Following this, Ms Charissa Chua Li-Sien, Assistant Lead Engineer at Synapxe, unveiled SS 720:2025, built on HL7 FHIR-based APIs. She illustrated how the standard securely connects home-monitoring devices with clinical systems, powering initiatives like Mobile In-patient Care@Home (MIC@Home) and extending care beyond hospital walls.

From left to right: Ms Yang Fan (CoRE-SDO, moderator), Ms Wong Jing Jing (Syanpxe), Ms Ms Kellen Lim (SG iMED), Ms Charissa Chua Li-Sien (Synapxe), Mr Cheng Hai Feng (Synapxe), Dr Ravi Sachdev (Tan Tock Seng Hospital) 

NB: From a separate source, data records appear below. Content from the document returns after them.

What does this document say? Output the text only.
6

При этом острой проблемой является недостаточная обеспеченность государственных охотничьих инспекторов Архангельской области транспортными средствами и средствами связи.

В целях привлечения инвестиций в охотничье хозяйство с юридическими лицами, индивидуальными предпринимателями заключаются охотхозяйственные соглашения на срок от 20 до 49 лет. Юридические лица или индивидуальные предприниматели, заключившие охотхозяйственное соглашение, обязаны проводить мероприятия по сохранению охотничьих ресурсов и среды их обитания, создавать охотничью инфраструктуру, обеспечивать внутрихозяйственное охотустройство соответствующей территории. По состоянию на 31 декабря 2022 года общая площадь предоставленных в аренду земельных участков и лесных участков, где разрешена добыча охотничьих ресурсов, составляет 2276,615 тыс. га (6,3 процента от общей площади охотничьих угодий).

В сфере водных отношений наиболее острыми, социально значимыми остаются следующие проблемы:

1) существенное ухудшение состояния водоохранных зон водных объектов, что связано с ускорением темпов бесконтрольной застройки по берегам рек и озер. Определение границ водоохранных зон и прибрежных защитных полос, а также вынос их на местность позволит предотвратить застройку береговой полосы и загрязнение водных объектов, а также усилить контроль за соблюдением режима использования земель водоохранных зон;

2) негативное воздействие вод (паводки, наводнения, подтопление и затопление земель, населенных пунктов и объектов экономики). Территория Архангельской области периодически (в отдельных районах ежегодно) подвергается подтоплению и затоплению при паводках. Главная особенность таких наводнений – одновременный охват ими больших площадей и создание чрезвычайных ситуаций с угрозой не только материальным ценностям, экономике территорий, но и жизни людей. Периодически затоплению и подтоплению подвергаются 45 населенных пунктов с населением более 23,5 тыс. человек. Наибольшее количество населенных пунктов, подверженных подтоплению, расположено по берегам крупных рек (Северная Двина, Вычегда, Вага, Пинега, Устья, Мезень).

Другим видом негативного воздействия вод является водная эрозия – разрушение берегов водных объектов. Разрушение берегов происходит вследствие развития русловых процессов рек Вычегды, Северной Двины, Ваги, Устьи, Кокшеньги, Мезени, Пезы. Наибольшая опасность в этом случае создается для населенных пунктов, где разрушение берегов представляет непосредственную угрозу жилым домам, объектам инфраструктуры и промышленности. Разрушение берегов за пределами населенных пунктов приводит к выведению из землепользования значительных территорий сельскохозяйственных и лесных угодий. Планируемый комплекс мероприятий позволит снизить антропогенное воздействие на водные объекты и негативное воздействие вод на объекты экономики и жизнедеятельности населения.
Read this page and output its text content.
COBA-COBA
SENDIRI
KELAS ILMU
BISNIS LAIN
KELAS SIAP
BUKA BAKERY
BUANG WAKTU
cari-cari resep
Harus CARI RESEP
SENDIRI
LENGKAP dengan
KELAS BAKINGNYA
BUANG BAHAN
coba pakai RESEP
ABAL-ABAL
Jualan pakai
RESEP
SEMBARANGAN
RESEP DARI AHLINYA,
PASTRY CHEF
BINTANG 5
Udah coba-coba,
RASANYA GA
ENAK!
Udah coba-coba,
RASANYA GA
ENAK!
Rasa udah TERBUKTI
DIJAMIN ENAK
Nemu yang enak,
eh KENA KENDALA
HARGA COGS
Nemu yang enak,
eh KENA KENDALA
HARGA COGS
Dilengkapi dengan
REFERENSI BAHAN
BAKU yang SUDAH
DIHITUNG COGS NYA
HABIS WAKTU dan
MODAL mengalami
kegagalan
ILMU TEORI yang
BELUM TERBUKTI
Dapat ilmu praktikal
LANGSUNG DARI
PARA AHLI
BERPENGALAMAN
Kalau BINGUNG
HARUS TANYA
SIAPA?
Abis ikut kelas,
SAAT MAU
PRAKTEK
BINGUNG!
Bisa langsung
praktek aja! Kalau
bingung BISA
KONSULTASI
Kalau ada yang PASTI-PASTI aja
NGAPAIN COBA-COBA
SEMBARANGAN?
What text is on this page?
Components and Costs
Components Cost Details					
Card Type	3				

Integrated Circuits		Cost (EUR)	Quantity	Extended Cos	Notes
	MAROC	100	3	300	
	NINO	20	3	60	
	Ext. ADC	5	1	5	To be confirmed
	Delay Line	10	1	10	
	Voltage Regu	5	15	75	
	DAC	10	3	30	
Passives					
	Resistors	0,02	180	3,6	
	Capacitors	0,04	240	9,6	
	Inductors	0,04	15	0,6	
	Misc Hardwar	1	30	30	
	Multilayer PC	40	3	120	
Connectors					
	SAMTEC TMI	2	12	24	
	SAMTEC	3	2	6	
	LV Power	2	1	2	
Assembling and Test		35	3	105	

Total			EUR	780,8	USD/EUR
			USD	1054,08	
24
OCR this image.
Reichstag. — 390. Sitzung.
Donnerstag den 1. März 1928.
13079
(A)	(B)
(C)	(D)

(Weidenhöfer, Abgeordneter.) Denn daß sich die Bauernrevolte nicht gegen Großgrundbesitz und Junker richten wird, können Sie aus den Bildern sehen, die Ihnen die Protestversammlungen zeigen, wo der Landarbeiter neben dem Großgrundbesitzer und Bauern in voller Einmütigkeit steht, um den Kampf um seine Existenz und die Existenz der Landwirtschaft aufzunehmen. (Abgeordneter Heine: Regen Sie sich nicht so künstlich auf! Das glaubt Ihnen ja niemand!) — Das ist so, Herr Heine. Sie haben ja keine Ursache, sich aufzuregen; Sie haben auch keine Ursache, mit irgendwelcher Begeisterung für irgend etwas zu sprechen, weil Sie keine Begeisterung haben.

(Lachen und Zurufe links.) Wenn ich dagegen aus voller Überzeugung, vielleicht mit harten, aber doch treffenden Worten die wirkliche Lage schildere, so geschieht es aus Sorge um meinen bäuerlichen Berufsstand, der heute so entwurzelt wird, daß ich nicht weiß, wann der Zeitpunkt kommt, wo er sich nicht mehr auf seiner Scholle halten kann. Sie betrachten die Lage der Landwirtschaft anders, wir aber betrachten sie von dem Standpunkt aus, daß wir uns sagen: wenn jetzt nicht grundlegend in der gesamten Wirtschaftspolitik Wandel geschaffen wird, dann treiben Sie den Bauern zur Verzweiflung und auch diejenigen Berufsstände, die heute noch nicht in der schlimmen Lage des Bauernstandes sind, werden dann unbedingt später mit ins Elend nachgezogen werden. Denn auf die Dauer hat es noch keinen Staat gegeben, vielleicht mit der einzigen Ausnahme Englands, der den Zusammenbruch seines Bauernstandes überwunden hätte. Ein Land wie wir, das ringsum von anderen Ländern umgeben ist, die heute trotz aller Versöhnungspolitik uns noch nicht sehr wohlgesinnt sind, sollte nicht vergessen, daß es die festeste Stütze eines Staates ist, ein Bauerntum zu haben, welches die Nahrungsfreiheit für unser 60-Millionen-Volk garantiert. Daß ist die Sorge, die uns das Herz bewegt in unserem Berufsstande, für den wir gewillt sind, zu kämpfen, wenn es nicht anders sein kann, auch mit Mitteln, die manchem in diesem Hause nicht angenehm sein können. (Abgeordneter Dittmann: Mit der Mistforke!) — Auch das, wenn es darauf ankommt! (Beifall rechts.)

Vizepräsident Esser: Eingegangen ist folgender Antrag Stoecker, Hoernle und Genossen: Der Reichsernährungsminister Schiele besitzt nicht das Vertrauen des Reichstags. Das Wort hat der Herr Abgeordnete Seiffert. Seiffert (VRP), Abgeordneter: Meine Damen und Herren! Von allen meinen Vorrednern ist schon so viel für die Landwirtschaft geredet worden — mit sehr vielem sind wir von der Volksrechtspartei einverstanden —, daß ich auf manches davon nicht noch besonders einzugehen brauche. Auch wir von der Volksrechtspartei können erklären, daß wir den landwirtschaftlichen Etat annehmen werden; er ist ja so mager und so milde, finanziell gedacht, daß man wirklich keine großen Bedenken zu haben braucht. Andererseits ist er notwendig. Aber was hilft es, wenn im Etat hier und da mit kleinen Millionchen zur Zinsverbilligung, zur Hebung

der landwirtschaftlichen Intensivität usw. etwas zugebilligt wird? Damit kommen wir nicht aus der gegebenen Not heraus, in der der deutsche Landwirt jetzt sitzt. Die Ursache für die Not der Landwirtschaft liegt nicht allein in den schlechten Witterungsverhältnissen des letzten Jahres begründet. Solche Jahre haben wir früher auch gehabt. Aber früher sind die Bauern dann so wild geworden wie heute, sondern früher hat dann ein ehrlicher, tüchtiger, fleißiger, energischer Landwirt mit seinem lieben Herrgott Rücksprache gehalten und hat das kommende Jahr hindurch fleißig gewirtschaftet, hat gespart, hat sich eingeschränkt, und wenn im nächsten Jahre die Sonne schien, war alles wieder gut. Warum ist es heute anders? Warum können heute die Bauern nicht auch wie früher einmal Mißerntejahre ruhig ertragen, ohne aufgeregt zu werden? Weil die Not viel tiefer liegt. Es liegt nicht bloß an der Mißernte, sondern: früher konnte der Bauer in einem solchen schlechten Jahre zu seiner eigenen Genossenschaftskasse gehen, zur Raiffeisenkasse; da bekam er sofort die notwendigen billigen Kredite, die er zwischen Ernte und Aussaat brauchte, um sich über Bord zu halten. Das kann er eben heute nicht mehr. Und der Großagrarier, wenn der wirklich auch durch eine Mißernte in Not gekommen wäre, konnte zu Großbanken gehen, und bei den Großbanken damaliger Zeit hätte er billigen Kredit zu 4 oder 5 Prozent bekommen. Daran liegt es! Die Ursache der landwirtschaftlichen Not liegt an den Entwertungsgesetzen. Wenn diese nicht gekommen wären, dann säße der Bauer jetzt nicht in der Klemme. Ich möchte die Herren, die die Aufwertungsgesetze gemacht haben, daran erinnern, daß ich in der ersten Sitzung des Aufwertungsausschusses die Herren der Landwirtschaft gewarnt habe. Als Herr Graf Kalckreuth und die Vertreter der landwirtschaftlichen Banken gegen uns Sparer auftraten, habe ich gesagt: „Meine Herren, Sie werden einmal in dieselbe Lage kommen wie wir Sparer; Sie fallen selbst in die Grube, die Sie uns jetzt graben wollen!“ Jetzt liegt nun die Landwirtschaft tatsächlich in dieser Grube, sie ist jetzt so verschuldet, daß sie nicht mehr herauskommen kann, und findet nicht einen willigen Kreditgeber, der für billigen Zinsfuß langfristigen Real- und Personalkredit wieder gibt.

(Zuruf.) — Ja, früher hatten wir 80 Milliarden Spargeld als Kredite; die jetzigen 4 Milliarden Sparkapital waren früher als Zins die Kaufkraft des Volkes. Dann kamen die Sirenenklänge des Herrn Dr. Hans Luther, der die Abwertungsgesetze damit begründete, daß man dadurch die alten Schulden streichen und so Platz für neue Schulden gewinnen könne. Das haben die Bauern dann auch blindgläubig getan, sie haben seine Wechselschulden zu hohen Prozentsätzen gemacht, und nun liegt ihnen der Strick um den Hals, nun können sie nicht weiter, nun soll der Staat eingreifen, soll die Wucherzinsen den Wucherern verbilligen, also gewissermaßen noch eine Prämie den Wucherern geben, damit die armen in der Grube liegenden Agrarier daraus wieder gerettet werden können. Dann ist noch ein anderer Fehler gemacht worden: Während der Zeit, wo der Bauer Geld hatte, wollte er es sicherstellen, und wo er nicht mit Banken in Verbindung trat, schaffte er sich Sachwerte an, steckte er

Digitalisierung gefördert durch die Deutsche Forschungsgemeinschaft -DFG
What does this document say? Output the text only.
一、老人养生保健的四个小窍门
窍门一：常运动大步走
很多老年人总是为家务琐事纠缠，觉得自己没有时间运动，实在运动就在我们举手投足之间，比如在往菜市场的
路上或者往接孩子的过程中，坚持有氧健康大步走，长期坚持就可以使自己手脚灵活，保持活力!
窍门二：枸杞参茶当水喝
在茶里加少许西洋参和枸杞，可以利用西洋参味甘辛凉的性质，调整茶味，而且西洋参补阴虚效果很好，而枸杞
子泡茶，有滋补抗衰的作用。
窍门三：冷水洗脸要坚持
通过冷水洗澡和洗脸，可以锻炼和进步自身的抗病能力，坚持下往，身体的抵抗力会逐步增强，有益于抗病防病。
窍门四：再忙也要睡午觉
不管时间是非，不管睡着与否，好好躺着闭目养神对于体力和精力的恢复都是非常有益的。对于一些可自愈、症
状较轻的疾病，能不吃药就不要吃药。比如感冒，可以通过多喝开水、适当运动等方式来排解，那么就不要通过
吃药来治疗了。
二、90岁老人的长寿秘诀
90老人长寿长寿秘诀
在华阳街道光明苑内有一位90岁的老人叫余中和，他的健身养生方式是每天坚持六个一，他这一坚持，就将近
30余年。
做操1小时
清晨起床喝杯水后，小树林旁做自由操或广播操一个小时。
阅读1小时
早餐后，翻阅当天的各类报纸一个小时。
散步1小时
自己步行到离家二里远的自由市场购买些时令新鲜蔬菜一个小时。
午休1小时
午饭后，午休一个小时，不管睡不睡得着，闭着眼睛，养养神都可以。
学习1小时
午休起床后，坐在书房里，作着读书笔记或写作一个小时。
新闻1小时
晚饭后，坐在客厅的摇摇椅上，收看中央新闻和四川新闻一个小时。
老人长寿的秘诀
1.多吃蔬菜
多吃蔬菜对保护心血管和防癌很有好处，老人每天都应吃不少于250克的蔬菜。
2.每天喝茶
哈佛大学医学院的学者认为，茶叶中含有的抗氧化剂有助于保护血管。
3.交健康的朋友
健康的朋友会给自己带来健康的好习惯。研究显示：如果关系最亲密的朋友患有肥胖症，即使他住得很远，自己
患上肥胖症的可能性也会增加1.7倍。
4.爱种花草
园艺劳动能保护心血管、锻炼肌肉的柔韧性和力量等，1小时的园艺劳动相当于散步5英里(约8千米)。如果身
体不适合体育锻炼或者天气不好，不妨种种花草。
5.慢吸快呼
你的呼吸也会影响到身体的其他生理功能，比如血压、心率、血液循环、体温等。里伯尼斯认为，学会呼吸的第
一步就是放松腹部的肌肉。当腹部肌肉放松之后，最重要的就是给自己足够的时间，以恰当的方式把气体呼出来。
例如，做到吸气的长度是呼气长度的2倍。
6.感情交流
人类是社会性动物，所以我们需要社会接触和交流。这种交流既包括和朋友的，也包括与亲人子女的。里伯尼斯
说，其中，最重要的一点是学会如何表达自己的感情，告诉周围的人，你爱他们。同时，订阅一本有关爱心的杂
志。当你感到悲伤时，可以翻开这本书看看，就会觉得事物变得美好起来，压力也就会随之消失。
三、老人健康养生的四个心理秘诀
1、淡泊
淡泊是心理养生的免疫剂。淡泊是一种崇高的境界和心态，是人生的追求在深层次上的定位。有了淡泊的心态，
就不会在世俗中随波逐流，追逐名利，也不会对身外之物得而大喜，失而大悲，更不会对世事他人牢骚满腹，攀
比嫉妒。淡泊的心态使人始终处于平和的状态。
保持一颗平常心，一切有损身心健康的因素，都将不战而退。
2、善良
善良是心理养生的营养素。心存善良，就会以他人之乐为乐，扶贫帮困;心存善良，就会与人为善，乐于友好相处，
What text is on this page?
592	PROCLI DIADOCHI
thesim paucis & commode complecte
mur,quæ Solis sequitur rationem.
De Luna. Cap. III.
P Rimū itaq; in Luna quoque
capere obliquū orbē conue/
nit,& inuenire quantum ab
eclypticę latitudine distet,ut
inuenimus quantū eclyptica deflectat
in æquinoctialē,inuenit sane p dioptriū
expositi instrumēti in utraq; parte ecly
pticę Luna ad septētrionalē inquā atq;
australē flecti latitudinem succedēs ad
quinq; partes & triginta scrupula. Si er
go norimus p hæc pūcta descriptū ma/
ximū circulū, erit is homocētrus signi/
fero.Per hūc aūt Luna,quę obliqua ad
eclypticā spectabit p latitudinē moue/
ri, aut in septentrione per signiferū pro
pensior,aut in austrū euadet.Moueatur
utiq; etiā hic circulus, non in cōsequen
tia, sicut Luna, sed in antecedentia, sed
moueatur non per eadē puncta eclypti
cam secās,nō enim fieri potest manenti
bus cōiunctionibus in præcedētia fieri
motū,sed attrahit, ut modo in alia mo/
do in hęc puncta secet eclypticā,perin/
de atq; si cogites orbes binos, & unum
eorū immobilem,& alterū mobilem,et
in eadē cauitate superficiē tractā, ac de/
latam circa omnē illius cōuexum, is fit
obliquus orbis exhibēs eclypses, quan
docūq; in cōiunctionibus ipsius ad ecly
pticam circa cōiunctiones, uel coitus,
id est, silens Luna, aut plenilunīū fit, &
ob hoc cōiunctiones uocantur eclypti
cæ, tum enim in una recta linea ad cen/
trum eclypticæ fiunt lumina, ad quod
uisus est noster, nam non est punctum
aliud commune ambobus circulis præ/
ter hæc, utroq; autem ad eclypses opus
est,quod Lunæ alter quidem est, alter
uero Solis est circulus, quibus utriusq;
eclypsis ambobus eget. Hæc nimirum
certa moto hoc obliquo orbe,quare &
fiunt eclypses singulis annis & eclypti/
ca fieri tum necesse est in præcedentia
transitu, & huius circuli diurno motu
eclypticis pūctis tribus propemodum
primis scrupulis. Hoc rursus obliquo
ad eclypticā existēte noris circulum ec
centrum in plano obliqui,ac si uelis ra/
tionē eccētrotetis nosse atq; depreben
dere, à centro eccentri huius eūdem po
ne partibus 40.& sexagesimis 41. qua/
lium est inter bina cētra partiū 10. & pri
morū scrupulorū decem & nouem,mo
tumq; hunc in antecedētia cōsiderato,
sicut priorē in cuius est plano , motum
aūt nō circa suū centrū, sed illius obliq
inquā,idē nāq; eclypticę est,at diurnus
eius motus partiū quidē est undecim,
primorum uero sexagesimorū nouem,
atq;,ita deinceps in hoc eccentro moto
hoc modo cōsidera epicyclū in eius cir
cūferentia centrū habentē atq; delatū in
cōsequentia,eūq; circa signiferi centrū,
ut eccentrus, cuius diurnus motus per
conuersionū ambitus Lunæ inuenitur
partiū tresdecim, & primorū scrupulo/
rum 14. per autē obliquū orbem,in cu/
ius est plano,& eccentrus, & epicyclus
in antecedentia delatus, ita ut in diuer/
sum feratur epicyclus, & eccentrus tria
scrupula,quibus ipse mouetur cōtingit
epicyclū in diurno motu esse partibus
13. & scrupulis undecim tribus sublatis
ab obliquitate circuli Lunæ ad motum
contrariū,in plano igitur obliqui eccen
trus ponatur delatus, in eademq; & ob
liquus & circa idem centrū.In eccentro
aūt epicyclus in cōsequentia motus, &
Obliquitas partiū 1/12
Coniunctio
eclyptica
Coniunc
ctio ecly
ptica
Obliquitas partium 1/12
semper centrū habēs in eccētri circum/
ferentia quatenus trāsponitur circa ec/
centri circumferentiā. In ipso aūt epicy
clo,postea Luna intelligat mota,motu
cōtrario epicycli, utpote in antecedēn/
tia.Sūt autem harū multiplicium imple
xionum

A lively panel discussion featuring experts from Synapxe, SG iMED, and Tan Tock Seng Hospital delved into the real-world challenges of achieving interoperability. The conversation spanned data privacy, system trust, and reducing integration costs—all critical to ensuring that digital transformation translates into better, timelier patient care.

Working Group 719 Appreciation Award
Working Group 720 Appreciation Award

The event also honoured the Working Groups (WGs) behind SS 719:2025 and SS 720:2025, recognising contributors from across Singapore’s healthcare clusters, government agencies, academia, and industry for their collaborative spirit and dedication.

Ms Choy Sauw Kook, Director-General (Quality and Excellence) at Enterprise Singapore, emphasised the significance of standards in sustaining healthcare trust and quality:

“Without clear standards, data silos risk fragmenting care. These new guidelines ensure our digital health infrastructure remains robust and ready for innovation.”

SS 719:2025 provides guidance on data standards to ensure consistent use of medical terminologies and codesets, covering demographics (NHDD), lab tests (LOINC), drugs and vaccines (SDD), and diagnoses (SNOMED CT). It sets out structures for data exchange, maintenance, and mapping—laying the groundwork for coherent, interoperable health data management across IT systems.

SS 720:2025 defines API standards for remote clinical monitoring (RCM), ensuring that patient data collected from connected devices can flow seamlessly into clinical systems and patient portals. This reduces integration costs while enhancing flexibility and interoperability across healthcare solutions.

Both standards are now available for purchase via the Singapore Standards eShop.

The launch of SS 719:2025 and SS 720:2025 reaffirms Singapore’s global leadership in digital health innovation. Through collective effort and forward-thinking policy, the nation continues to build a healthcare ecosystem where data moves as freely—and safely—as care itself.